Quand le repas fut terminé, le prudhomme retint son hôte à veiller pendant que les valets apprêtaient les lits et les fruits. On leur offrit dates, figues et noix-muscades, grenades, girofles, éluctaire pour terminer, et encore pâte au gingembre d’Alexandrie et gelée d’aromates.
Ils burent ensuite de plusieurs breuvages : vin au piment sans miel ni poivre, bon vin de mûre et clair sirop.
Le Gallois s’émerveille de tant de bonnes choses qu’il n’avait jamais goûtées. »
p. 196 : « Les écuyers servirent aussi joyeusement ce repas. [...] deux furent à genoux devant leur sire, l’un taillait les aliments, et l’autre qui servait à boire. Le repas ne fut pas court ; il dura plus que l’un des jours d’alentour de la Trinité. La nuit était dehors laide et obscure, mais beaucoup de torches furent brûlées avant la fin de ce repas. En mangeant on parla beaucoup et l’on dansa force rondes et caroles. »

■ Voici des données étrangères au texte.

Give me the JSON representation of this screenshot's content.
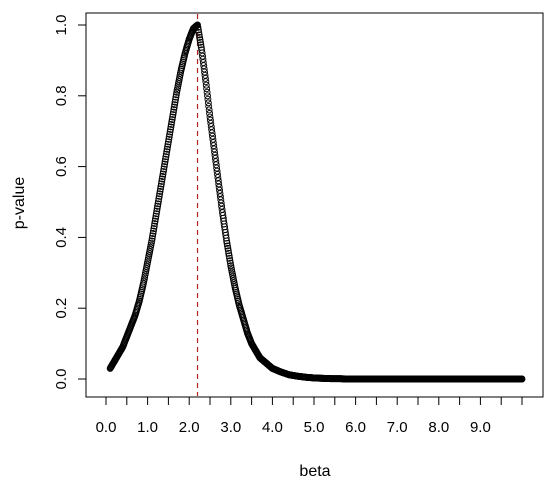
{
  "chart_data": {
    "type": "scatter",
    "title": "",
    "xlabel": "beta",
    "ylabel": "p-value",
    "xlim": [
      0,
      10
    ],
    "ylim": [
      0,
      1
    ],
    "x_ticks": [
      0,
      0.5,
      1,
      1.5,
      2,
      2.5,
      3,
      3.5,
      4,
      4.5,
      5,
      5.5,
      6,
      6.5,
      7,
      7.5,
      8,
      8.5,
      9,
      9.5,
      10
    ],
    "x_tick_labels": [
      {
        "value": 0,
        "label": "0.0"
      },
      {
        "value": 1,
        "label": "1.0"
      },
      {
        "value": 2,
        "label": "2.0"
      },
      {
        "value": 3,
        "label": "3.0"
      },
      {
        "value": 4,
        "label": "4.0"
      },
      {
        "value": 5,
        "label": "5.0"
      },
      {
        "value": 6,
        "label": "6.0"
      },
      {
        "value": 7,
        "label": "7.0"
      },
      {
        "value": 8,
        "label": "8.0"
      },
      {
        "value": 9,
        "label": "9.0"
      }
    ],
    "y_ticks": [
      {
        "value": 0,
        "label": "0.0"
      },
      {
        "value": 0.2,
        "label": "0.2"
      },
      {
        "value": 0.4,
        "label": "0.4"
      },
      {
        "value": 0.6,
        "label": "0.6"
      },
      {
        "value": 0.8,
        "label": "0.8"
      },
      {
        "value": 1,
        "label": "1.0"
      }
    ],
    "grid": false,
    "legend": "none",
    "point_style": "open-circle",
    "point_color": "#000000",
    "vline": {
      "x": 2.2,
      "color": "#b22222",
      "style": "dashed"
    },
    "series": [
      {
        "x": [
          0.1,
          0.2,
          0.3,
          0.4,
          0.5,
          0.6,
          0.7,
          0.8,
          0.9,
          1.0,
          1.1,
          1.2,
          1.3,
          1.4,
          1.5,
          1.6,
          1.7,
          1.8,
          1.9,
          2.0,
          2.1,
          2.2,
          2.3,
          2.4,
          2.5,
          2.6,
          2.7,
          2.8,
          2.9,
          3.0,
          3.1,
          3.2,
          3.3,
          3.4,
          3.5,
          3.6,
          3.7,
          3.8,
          3.9,
          4.0,
          4.2,
          4.4,
          4.6,
          4.8,
          5.0,
          5.2,
          5.4,
          5.6,
          5.8,
          6.0,
          6.5,
          7.0,
          7.5,
          8.0,
          8.5,
          9.0,
          9.5,
          10.0
        ],
        "y": [
          0.03,
          0.05,
          0.07,
          0.09,
          0.12,
          0.15,
          0.18,
          0.22,
          0.27,
          0.33,
          0.39,
          0.46,
          0.53,
          0.6,
          0.67,
          0.74,
          0.81,
          0.87,
          0.92,
          0.96,
          0.99,
          1.0,
          0.93,
          0.84,
          0.74,
          0.65,
          0.56,
          0.47,
          0.39,
          0.32,
          0.26,
          0.21,
          0.17,
          0.13,
          0.1,
          0.08,
          0.06,
          0.05,
          0.04,
          0.03,
          0.02,
          0.012,
          0.008,
          0.005,
          0.003,
          0.002,
          0.001,
          0.001,
          0.0,
          0.0,
          0.0,
          0.0,
          0.0,
          0.0,
          0.0,
          0.0,
          0.0,
          0.0
        ]
      }
    ]
  }
}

Ces palais magnifiques ne sont pas fondamentalement différents des châteaux ordinaires, ceux d’Arthur ou celui de Gornemant. Tout y est simplement plus grand, plus précieux, plus beau, plus abondant, conformément aux mythologies celtiques.
Ce sont également des lieux marqués par la merveille.

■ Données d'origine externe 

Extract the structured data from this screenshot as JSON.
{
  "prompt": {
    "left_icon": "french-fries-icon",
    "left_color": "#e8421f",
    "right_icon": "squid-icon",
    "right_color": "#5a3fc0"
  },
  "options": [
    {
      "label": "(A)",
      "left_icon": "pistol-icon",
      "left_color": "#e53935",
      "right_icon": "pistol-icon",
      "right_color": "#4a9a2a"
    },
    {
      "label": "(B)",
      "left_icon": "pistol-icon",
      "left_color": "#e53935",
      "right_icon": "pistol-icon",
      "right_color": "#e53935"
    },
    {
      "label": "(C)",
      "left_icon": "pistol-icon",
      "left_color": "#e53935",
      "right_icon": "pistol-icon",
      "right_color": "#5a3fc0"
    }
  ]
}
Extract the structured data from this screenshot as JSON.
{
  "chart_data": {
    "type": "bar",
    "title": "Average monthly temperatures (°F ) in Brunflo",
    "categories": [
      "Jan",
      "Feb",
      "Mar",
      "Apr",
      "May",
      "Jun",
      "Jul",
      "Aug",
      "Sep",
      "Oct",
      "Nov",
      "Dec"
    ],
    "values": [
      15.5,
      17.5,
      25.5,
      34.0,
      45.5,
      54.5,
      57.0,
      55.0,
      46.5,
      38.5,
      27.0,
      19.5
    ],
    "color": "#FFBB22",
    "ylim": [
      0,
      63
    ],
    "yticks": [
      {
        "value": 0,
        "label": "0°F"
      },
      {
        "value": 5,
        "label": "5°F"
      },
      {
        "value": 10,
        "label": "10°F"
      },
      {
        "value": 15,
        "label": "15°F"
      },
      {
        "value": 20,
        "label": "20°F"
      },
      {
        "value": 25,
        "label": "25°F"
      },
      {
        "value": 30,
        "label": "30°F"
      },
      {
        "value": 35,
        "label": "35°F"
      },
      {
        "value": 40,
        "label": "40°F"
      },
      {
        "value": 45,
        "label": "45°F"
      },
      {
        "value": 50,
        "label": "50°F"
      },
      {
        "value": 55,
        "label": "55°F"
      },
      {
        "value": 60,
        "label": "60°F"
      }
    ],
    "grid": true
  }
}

– Ainsi, la lumière dans laquelle baigne la grande salle du château du Roi Pêcheur ne peut s’expliquer de façon naturelle, surtout lorsque survient le Graal. Sa blancheur éclatante est un signe celtique du merveilleux :
p. 92 : « Telle clarté font les flambeaux qu’on ne pourrait trouver au monde un hôtel plus illuminé ! [...] Deux valets s’en viennent alors, tenant en main des chandeliers d’or fin œuvré en nielle. Très beaux hommes étaient ces valets qui portaient les chandeliers. En chaque chandelier brûlaient dix chandelles à tout le moins. Une demoiselle très belle, et élancée et bien parée qui avec les valets venaient, tenait un graal entre ses mains. Quand en salle elle fut entrée avec le Graal qu’elle tenait, une si grande lumière en vint que les chandelles en perdirent leur clarté comme les étoiles quand se lève le soleil ou la lune. »

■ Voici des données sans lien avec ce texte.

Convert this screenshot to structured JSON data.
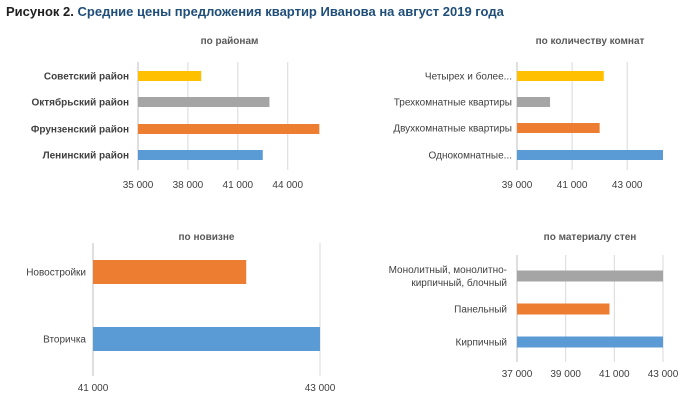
{
  "figure": {
    "title_lead": "Рисунок 2.",
    "title_rest": "Средние цены предложения квартир Иванова на август 2019 года"
  },
  "chart_data": [
    {
      "type": "bar",
      "orientation": "horizontal",
      "title": "по районам",
      "categories": [
        "Советский район",
        "Октябрьский район",
        "Фрунзенский район",
        "Ленинский район"
      ],
      "values": [
        38800,
        42900,
        45900,
        42500
      ],
      "colors": [
        "#ffc000",
        "#a5a5a5",
        "#ed7d31",
        "#5b9bd5"
      ],
      "xlim": [
        35000,
        46000
      ],
      "ticks": [
        35000,
        38000,
        41000,
        44000
      ],
      "tick_labels": [
        "35 000",
        "38 000",
        "41 000",
        "44 000"
      ],
      "category_labels_bold": true,
      "grid": true
    },
    {
      "type": "bar",
      "orientation": "horizontal",
      "title": "по количеству комнат",
      "categories": [
        "Четырех и более...",
        "Трехкомнатные квартиры",
        "Двухкомнатные квартиры",
        "Однокомнатные..."
      ],
      "values": [
        42150,
        40200,
        42000,
        44300
      ],
      "colors": [
        "#ffc000",
        "#a5a5a5",
        "#ed7d31",
        "#5b9bd5"
      ],
      "xlim": [
        39000,
        44300
      ],
      "ticks": [
        39000,
        41000,
        43000
      ],
      "tick_labels": [
        "39 000",
        "41 000",
        "43 000"
      ],
      "category_labels_bold": false,
      "grid": true
    },
    {
      "type": "bar",
      "orientation": "horizontal",
      "title": "по новизне",
      "categories": [
        "Новостройки",
        "Вторичка"
      ],
      "values": [
        42350,
        43000
      ],
      "colors": [
        "#ed7d31",
        "#5b9bd5"
      ],
      "xlim": [
        41000,
        43000
      ],
      "ticks": [
        41000,
        43000
      ],
      "tick_labels": [
        "41 000",
        "43 000"
      ],
      "category_labels_bold": false,
      "grid": true
    },
    {
      "type": "bar",
      "orientation": "horizontal",
      "title": "по материалу стен",
      "categories": [
        [
          "Монолитный, монолитно-",
          "кирпичный, блочный"
        ],
        "Панельный",
        "Кирпичный"
      ],
      "values": [
        43000,
        40800,
        43000
      ],
      "colors": [
        "#a5a5a5",
        "#ed7d31",
        "#5b9bd5"
      ],
      "xlim": [
        37000,
        43000
      ],
      "ticks": [
        37000,
        39000,
        41000,
        43000
      ],
      "tick_labels": [
        "37 000",
        "39 000",
        "41 000",
        "43 000"
      ],
      "category_labels_bold": false,
      "grid": true
    }
  ]
}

– De mystérieuses défenses protègent le château des Reines :
p. 181 : « Sire, il est très bien gardé. Cinq cents arcs ou arbalètes sont toujours prêts à tirer. Si quelqu’un tentait l’escalade, ces armes ne cesseraient pas de tirer et elles n’en seraient jamais lasses, car elles sont installées dans ce but. [...] Un clerc savant d’astronomie que la reine y amena, a installé dans ce palais de si merveilleuses machines que jamais vous n’en vîtes de pareilles. »
p. 187 : « Dès qu’il se fut assis, les cordes firent un grand bruit : toutes les clochettes sonnèrent, à travers le palais tonnèrent ! Aussitôt, les fenêtres s’ouvrent et les merveilles se découvrent ! Et les enchantements paraissent ! Par les fenêtres s’éjectèrent carreaux d’arbalètes et flèches, dont plus de sept cents virent frapper messire Gauvain sur son bouclier. Il ne savait qui le frappait. Car l’enchantement était tel que personne ne pouvait voir de quel endroit venait le tir ni où se cachaient les archers. »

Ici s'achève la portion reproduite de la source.